Have you ever heard that before? To my new nurses out there, you may not have heard it yet but you will. To my experienced nurses, you’ve probably heard and experienced this first hand.

What exactly does that statement mean? How is that statement meant to be taken?

Honestly, to me, when I hear that statement I instantly hear “no one treats nurses worse than other nurses.” That mentality is what leads to a toxic team.

My current coworkers are amazing, I cannot say that about a previous place of employment, however. It was the true definition of a “toxic team”. The older or more experienced nurses there took pride in “eating their young”.  At that time I worked with a team that spent more time criticizing my every move and looking for mistakes than teaching me what I need to know as an inexperienced ICU nurse. There was a nurse that took PRIDE in the fact that other nurses were afraid to give them bedside report! It did not matter what you did. You could have coded a patient 3 times that shift, just come back from a repeat head CT, after emergent OR. This team member would question you on why the room is messy or why the 1900/0700 (depending on the shift) med was not given. img_1898Really? REALLY? I JUST SPENT 12 HOURS TRYING TO KEEP THIS PERSON ALIVE AND YOU ARE WORRIED ABOUT A TYLENOL NOT BEING GIVEN?

I asked other coworkers why this person was like that, and that’s the first time I heard “nurses eat their young”. Not only was this the answer but it was also given with a “justification”. Nurses that believe in this motto try to explain it as giving you, a nurse, a “real world experience”. They want to “break you in”. They want you to understand that the “NCLEX” world isn’t real. They want to toughen you up and make you a “better” nurse. They have countless reasons for why they are a bitch. It is NOT ok! There are plenty of ways to help a nurse develop and constantly being toxic is not one of them

I finally got sick of the crap so I went to my nurse manager. Her response? “Give them the same crap back. Stand your ground.” Not what I expected her to say but exactly what I needed to hear.  I did just that. Whenever this team member started with their shit I shut it down. Quickly. It did take a few times but ultimately this young nurse did not get eaten.

If you are a senior nurse please take a moment to remember a few things: There are ways to ask questions during report about an uncompleted task without being accusatory. There are positive ways of giving feedback to a nurse that may be lacking knowledge in an area. There are positive ways to help the “baby nurse” to transition from the NCLEX world to the real nursing world (and it is a big transition). Basically, there are ways to address issues where a nurse may not be up to par without being an asshole about it.

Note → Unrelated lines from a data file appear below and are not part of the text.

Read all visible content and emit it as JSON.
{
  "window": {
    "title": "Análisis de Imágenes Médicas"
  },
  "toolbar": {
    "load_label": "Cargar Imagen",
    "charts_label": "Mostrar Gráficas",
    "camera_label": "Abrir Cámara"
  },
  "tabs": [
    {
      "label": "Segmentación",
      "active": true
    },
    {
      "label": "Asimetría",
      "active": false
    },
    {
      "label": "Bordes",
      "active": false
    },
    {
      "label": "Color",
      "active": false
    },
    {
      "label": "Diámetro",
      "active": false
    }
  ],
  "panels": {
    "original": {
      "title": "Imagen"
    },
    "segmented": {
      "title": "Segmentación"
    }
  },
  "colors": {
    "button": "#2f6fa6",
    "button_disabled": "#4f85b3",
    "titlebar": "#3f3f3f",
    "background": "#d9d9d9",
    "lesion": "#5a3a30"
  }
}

If you are the baby nurse please understand that you do not have to accept this toxic behavior. You can speak up, and you should. You don’t have to be confrontational. If you are not comfortable speaking to that nurse directly, address it with your nurse manager. If your manager chooses not to address the behavior then just know you are *probably* working on a shitty unit and you should *probably* start looking for a better place of employment.